A court terme, d’ici juillet, nous proposons la formation des infirmiers au français de la santé. L’objectif est de commencer avec un groupe de 20 personnes pour des niveaux A2+/B1 sur les thématiques abordées dans mon projet pédagogique DDIFOS : être capable d’accueillir des patients francophones, de communiquer avec eux au sujet de l’hygiène de vie, de mentionner des termes médicaux majeurs en français, etc.

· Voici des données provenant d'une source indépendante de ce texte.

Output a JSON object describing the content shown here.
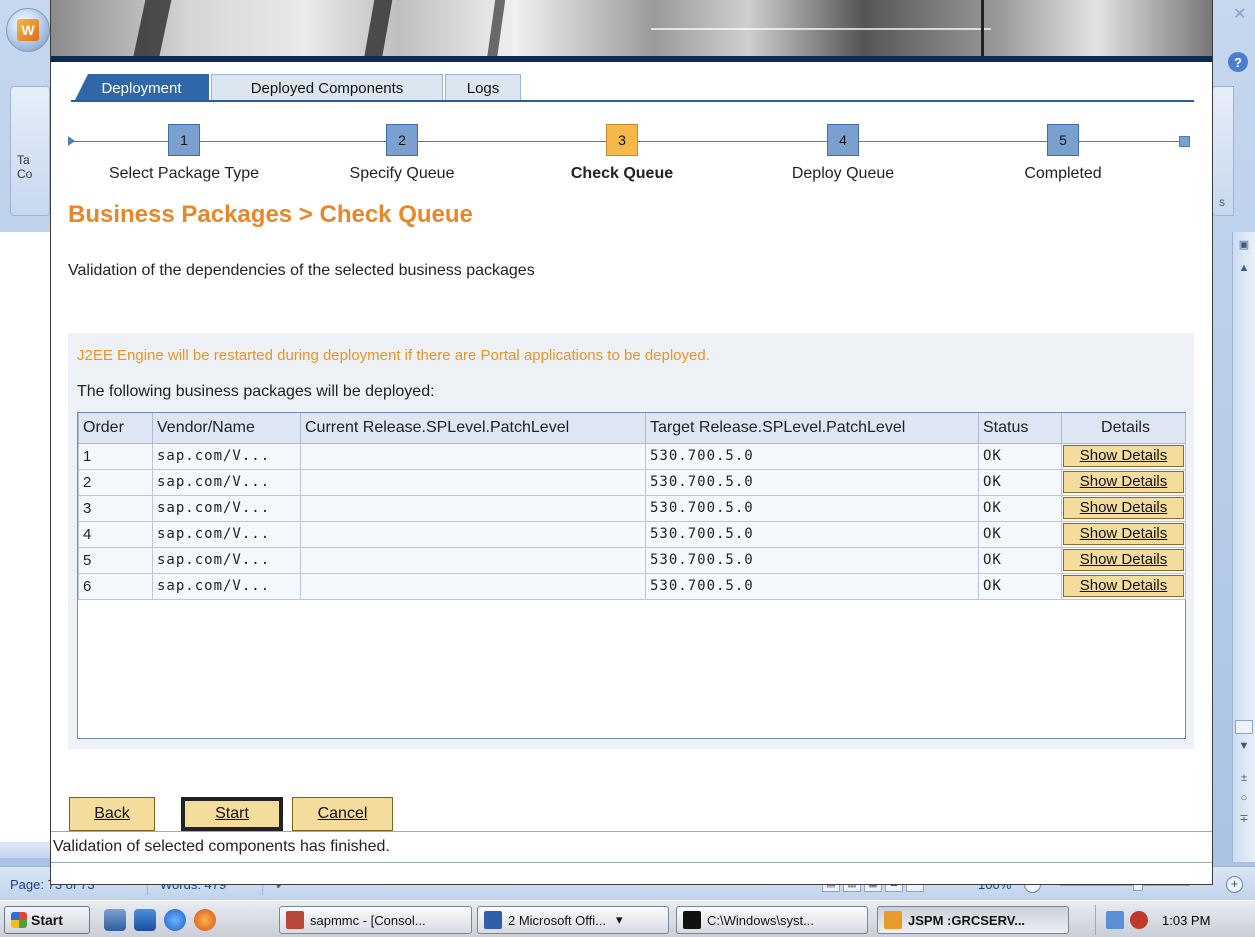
{
  "tabs": [
    "Deployment",
    "Deployed Components",
    "Logs"
  ],
  "roadmap": {
    "steps": [
      {
        "number": "1",
        "label": "Select Package Type"
      },
      {
        "number": "2",
        "label": "Specify Queue"
      },
      {
        "number": "3",
        "label": "Check Queue"
      },
      {
        "number": "4",
        "label": "Deploy Queue"
      },
      {
        "number": "5",
        "label": "Completed"
      }
    ],
    "current": 3
  },
  "page": {
    "title": "Business Packages > Check Queue",
    "description": "Validation of the dependencies of the selected business packages",
    "warning": "J2EE Engine will be restarted during deployment if there are Portal applications to be deployed.",
    "subheading": "The following business packages will be deployed:"
  },
  "table": {
    "columns": [
      "Order",
      "Vendor/Name",
      "Current Release.SPLevel.PatchLevel",
      "Target Release.SPLevel.PatchLevel",
      "Status",
      "Details"
    ],
    "rows": [
      {
        "order": "1",
        "vendor": "sap.com/V...",
        "current": "",
        "target": "530.700.5.0",
        "status": "OK",
        "details": "Show Details"
      },
      {
        "order": "2",
        "vendor": "sap.com/V...",
        "current": "",
        "target": "530.700.5.0",
        "status": "OK",
        "details": "Show Details"
      },
      {
        "order": "3",
        "vendor": "sap.com/V...",
        "current": "",
        "target": "530.700.5.0",
        "status": "OK",
        "details": "Show Details"
      },
      {
        "order": "4",
        "vendor": "sap.com/V...",
        "current": "",
        "target": "530.700.5.0",
        "status": "OK",
        "details": "Show Details"
      },
      {
        "order": "5",
        "vendor": "sap.com/V...",
        "current": "",
        "target": "530.700.5.0",
        "status": "OK",
        "details": "Show Details"
      },
      {
        "order": "6",
        "vendor": "sap.com/V...",
        "current": "",
        "target": "530.700.5.0",
        "status": "OK",
        "details": "Show Details"
      }
    ]
  },
  "buttons": {
    "back": "Back",
    "start": "Start",
    "cancel": "Cancel"
  },
  "message": "Validation of selected components has finished.",
  "word": {
    "ribbon_left": "Ta\nCo",
    "ribbon_right": "s",
    "page_info": "Page: 73 of 73",
    "words": "Words: 479",
    "zoom": "100%"
  },
  "taskbar": {
    "start": "Start",
    "items": [
      "sapmmc - [Consol...",
      "2 Microsoft Offi...",
      "C:\\Windows\\syst...",
      "JSPM :GRCSERV..."
    ],
    "clock": "1:03 PM"
  },
  "colors": {
    "accent_orange": "#e8872a",
    "tab_active": "#2f67a8",
    "step_current": "#f7b84a",
    "step": "#7aa0d0",
    "button": "#f3dc9c"
  }
}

Notre département a également été sollicité par l’école des sciences de l’université pour mettre en place une formation en français scientifique pour ses étudiants. Nous cherchons un moyen de nous organiser car les effectifs à former sont de près de 1 000 étudiants.

Au Ghana, il y a beaucoup d’autres domaines où le français associé à l’anglais et aux langues locales permet d’être plus efficace et compétitif. Je pense au domaine du pétrole et du gaz, aux militaires qui interviennent notamment au Mali, aux douaniers… Tous ces publics gagneraient à être formés.

Maintenant que j’ai acquis la méthodologie, j’entends l’appliquer plus largement et la mettre au service de différents publics.

Un dernier mot ? Un conseil pour ceux qui se lancent dans la formation avec iFOS et à l’assaut du DDIFOS ?

Il faut beaucoup de détermination, d’organisation et de motivation pour y arriver. Personnellement, cela m’a permis de mener à terme un grand projet ; avoir cette expérience à mon actif m’inspirera à long terme.